I’m still learning to look for the magic, to become more aware of this amazing journey we call life and (you know the mantra by now people) to CHOOSE JOY.

Sometimes it’s hard to see in the bruises and bumps that come along the way. But it’s there, in the smile of a 5 year old, the pride he has as he gets the big job of running the electric mixer while we make cupcakes, the excitement in his eyes as he watches his first hockey game or in the quiet as he sleeps, knowing he is loved unconditionally.

Challenge Day 8: Pay It Forward

Day 8: Pay It Forward
Yesterday, I had a bad case of the Mondays. The kind that knocks you on your butt and leaves you feeling exhausted, teary and ready to be in your sweats, snuggled up at home on the couch with a bucket of ice cream.

I feel so lucky, however, that no matter when these days come, or how long they last, I am never alone.
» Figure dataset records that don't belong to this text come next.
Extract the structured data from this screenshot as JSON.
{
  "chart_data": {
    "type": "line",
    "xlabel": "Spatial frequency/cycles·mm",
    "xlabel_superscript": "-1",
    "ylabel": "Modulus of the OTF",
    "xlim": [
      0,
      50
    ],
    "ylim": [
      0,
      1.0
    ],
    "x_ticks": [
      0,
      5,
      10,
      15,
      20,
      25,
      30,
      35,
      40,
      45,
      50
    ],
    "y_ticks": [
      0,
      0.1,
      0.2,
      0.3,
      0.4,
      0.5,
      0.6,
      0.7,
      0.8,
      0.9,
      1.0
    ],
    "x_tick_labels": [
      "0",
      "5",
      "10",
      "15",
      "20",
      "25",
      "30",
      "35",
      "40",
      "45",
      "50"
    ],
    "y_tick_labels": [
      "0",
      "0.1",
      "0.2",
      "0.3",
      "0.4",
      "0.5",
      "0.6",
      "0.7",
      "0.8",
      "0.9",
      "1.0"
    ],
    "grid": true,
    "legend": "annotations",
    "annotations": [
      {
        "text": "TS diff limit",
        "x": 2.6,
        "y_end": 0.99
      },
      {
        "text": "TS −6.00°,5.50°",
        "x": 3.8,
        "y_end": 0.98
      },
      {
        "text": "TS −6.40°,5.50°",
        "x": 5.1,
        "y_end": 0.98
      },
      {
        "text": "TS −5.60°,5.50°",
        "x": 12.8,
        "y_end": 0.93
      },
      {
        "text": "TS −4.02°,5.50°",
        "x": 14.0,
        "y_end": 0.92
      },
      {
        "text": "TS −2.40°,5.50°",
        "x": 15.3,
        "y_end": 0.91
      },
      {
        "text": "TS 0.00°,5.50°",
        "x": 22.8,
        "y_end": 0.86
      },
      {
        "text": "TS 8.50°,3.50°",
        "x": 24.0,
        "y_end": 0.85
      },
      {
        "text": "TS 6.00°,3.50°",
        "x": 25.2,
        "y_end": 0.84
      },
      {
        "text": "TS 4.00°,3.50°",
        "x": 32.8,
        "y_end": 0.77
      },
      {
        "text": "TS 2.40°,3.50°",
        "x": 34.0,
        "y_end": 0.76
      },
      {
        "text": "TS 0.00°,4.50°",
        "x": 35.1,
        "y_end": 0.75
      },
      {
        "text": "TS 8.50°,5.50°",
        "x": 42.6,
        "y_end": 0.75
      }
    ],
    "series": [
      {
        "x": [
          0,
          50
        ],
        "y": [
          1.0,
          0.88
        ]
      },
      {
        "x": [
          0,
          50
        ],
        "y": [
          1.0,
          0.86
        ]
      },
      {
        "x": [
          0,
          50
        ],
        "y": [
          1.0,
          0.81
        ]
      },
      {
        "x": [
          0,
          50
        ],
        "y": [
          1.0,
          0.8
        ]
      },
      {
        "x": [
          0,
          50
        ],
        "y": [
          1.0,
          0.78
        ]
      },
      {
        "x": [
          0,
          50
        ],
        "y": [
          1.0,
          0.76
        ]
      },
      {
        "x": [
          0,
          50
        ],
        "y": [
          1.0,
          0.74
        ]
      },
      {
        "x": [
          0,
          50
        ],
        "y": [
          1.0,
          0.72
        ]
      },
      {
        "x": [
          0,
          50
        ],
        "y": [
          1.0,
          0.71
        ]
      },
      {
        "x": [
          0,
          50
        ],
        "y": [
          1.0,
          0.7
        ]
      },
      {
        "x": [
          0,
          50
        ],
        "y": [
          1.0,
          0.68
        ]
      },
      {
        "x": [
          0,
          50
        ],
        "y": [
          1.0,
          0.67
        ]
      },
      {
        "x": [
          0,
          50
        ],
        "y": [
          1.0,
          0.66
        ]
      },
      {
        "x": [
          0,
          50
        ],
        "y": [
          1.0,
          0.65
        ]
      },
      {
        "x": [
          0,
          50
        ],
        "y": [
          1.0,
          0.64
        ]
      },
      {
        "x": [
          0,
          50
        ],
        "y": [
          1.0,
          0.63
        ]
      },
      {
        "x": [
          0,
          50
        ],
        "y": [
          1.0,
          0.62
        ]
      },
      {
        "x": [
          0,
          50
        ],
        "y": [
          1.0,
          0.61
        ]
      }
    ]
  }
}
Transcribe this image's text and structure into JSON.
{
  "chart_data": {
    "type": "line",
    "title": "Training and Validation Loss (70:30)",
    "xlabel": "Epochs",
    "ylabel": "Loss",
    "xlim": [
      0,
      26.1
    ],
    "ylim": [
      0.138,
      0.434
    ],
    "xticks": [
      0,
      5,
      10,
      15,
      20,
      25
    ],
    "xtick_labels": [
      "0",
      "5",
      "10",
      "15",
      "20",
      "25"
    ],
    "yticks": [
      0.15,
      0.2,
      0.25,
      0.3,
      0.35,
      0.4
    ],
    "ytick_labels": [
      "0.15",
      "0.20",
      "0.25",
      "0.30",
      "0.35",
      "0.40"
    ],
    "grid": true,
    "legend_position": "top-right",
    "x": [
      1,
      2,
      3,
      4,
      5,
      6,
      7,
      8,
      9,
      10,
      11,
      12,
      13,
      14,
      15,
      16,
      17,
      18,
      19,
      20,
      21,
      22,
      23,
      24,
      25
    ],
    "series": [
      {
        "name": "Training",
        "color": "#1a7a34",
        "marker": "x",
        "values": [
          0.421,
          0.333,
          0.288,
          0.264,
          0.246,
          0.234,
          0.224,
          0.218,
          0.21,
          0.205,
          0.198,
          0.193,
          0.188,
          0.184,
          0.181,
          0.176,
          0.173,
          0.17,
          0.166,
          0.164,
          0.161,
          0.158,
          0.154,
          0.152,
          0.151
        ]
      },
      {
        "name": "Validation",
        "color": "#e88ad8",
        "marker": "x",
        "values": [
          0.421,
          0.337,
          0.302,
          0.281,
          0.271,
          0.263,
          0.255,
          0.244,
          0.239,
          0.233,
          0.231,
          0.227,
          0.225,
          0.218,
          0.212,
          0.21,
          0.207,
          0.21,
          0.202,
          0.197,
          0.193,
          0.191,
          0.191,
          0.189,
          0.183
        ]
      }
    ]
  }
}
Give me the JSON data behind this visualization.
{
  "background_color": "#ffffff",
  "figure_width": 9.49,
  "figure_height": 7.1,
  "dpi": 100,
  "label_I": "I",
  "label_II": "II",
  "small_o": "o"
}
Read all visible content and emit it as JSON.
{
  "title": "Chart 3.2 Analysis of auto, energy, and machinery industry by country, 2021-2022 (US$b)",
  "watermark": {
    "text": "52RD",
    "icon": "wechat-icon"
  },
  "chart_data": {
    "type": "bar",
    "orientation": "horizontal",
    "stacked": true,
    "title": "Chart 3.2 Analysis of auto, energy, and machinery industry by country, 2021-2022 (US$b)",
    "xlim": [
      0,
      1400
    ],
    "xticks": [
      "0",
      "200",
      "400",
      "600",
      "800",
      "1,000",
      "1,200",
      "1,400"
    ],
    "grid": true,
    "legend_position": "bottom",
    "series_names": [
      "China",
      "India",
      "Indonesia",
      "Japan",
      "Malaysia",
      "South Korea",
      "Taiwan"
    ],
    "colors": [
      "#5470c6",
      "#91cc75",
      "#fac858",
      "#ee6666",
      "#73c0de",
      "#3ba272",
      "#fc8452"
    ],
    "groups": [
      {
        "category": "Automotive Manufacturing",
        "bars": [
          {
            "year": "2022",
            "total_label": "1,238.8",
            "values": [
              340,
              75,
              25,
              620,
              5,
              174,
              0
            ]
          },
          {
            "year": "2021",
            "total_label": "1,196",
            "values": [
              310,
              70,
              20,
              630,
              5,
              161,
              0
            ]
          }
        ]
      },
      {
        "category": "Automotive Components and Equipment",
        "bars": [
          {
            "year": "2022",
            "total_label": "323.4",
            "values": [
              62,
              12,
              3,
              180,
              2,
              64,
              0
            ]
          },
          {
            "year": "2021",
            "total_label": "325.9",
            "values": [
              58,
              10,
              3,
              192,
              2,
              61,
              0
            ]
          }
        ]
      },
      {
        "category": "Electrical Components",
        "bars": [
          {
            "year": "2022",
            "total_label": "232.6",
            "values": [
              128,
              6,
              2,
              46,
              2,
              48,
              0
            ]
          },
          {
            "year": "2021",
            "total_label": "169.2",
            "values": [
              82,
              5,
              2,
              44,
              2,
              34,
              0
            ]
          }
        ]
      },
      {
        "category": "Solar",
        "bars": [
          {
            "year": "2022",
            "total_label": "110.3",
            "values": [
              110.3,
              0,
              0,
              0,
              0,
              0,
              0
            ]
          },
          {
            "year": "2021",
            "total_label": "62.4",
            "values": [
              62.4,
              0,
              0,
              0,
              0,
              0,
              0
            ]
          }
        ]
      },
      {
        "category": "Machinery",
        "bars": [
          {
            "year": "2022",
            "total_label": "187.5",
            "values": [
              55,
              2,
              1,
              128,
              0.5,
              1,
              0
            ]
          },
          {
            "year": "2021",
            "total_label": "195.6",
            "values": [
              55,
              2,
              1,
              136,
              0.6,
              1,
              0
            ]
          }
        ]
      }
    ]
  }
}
The husband who wraps you in a hug as soon as  you get home. The girlfriend who reaches out with comfort … and wine. The fellow bonus mom who, from far away,  touches your heart with words of encouragement and strength. The smiles, the hugs, the words of encouragement, they make sucky Mondays a little less sucky.

When it comes to paying it forward, remember that sometimes the little things are what matter most … the smile and the thank you at the grocery store. Inviting someone out to dinner or a drink. Writing an encouraging email. Hugging someone and asking how their day was (I would probably do this one with people you know better … strangers could get weirded out). Chatting with someone in line at the store. Smiling at a stranger.

These moments matter. And always remember, you do too.

 

 

Challenge Day 7: Not Perfect, But Real Important

Day 7: Today, get rid of the perfect.
Today’s challenge centers around the idea that we don’t have to be perfect. Our houses don’t always have to be spotless (gah!), our meals don’t always have to be homemade (I can’t tell you how many times in the past month I’ve said, ‘Lets just get a pizza’) and our relationships with our kids (and significant others for that matter) don’t always have to look like a scene from the Brady Bunch or Leave it to Beaver.

Instead, lets settle for being REAL.

I struggle with the word real. One of the things stepmoms often hear is that they’re not a “real mom.” No, I’m not T’s “real mom.” I don’t need to be. T has a great mom and stepdad who take care of him and help him learn and grow. We always tell him, “You are so lucky to have so many people that love you.”

But here’s the thing … I’m still real. I’m real important to a 5 year old.

So give up the perfection complex and settle strive for being real. Be a real important person to your kids … and remember that’s what matters.